My appetite has decreased quite a lot in recent months. That's what happens when you don't really have time to eat. I'm having a similar, much less agreeable issue with sleeping right now as well. When I sit down to a meal, I have a hard time finishing an entire plate. But then, a couple hours later, I get hungry again. This doesn't really factor into the whole plan I've concocted for myself. Which is a.) frustrating and 2.) problematic. I have no delusions about needing to lose weight, but I do have my mother's thighs and some 'tone' would be nice, and I know you need to eat well to accomplish this kind of thing; I don't need Oprah to tell me that (not that I would let her in the first place). And while what I really want to do is whip out the bag of Hint o' Lime that my roommate has deemed 'icky' and go to town, I know that this would not be terribly healthy. Delicious, yes. In fact, it might still happen. I have very low resolve. But I'm trying to eat at least kind of 'real' food when I eat and hope for the best. We'll see how that goes.

On a similar note: Wal-Mart brand Easy Mac instructions are full of lies! I don't want my cheesy sauce soupy, you bastards!
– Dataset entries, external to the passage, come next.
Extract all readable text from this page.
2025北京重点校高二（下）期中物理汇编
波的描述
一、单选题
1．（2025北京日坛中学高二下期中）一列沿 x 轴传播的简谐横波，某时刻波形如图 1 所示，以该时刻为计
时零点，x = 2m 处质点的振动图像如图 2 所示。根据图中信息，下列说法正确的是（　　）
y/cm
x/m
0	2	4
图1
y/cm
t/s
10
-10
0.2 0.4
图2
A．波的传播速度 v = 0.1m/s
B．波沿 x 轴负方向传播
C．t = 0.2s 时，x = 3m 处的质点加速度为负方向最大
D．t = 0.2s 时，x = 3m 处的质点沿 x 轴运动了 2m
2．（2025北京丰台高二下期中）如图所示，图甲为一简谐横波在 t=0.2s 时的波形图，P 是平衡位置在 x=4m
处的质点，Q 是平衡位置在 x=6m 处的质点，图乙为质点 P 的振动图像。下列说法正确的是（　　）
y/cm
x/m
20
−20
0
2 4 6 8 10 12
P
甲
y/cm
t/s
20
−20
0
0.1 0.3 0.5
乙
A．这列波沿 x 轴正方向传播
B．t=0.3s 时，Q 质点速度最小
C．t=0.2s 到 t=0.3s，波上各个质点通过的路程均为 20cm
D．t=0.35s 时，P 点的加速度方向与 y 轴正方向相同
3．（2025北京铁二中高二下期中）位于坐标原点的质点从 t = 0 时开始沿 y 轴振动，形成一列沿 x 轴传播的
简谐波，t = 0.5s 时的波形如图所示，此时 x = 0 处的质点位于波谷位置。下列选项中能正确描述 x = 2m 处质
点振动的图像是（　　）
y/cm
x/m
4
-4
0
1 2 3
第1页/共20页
My godparents gave me a snazzy rice bowl for Chrismukkah. It brings me so much joy, you would not believe.

2 comments:

Anonymous said...

Kiri, some info about eating:

It's better to eat 5 or 6 small meals throughout the day than 3 big meals. So it's okay that you don't finish a plate and then are hungry a few hours later. That's actually better for your metabolism :)

As Bjorn said...

Stacy is right. Small spaced out meals. Fresh fruit. Vegables, as Piper would say (whilst avoiding them). Don't forget your proteins. Hey, I started my blog in 04, just before the elections (so I could make fun of W) and I've posted 681 times! Not counting the poetry blog, where I've posted 220 times. I wish I were more disciplined, however. When I was your age I kept journals in spiral bound notebooks (which I now have boxes of sitting around), and I tried to write 1000 words every day, and mostly did. Did I learn anything from it? I have to say, I did. Do you ever look at your old posts? I do, sometimes. and sometimes they make me cringe and sometimes I think, hey that's kind of interesting.

Kimb and I started on a serious health kick this year; work out every day, cut back on food and portions. Wish us luck. Oh, and if you haven't talked to Paige, you should. She sounded down and bummed out yesterday, but at least she is going to come see us this weekend. Her little sister is in heaven on that news. I hope you are well, yourself. And having a jolly time in s'outhren Illinois. I have spent my time there. My erstwhile girlfriend in the 70s, Janne, lived in both murphysboro and cambria with her husband in them days. A weird time for all, really.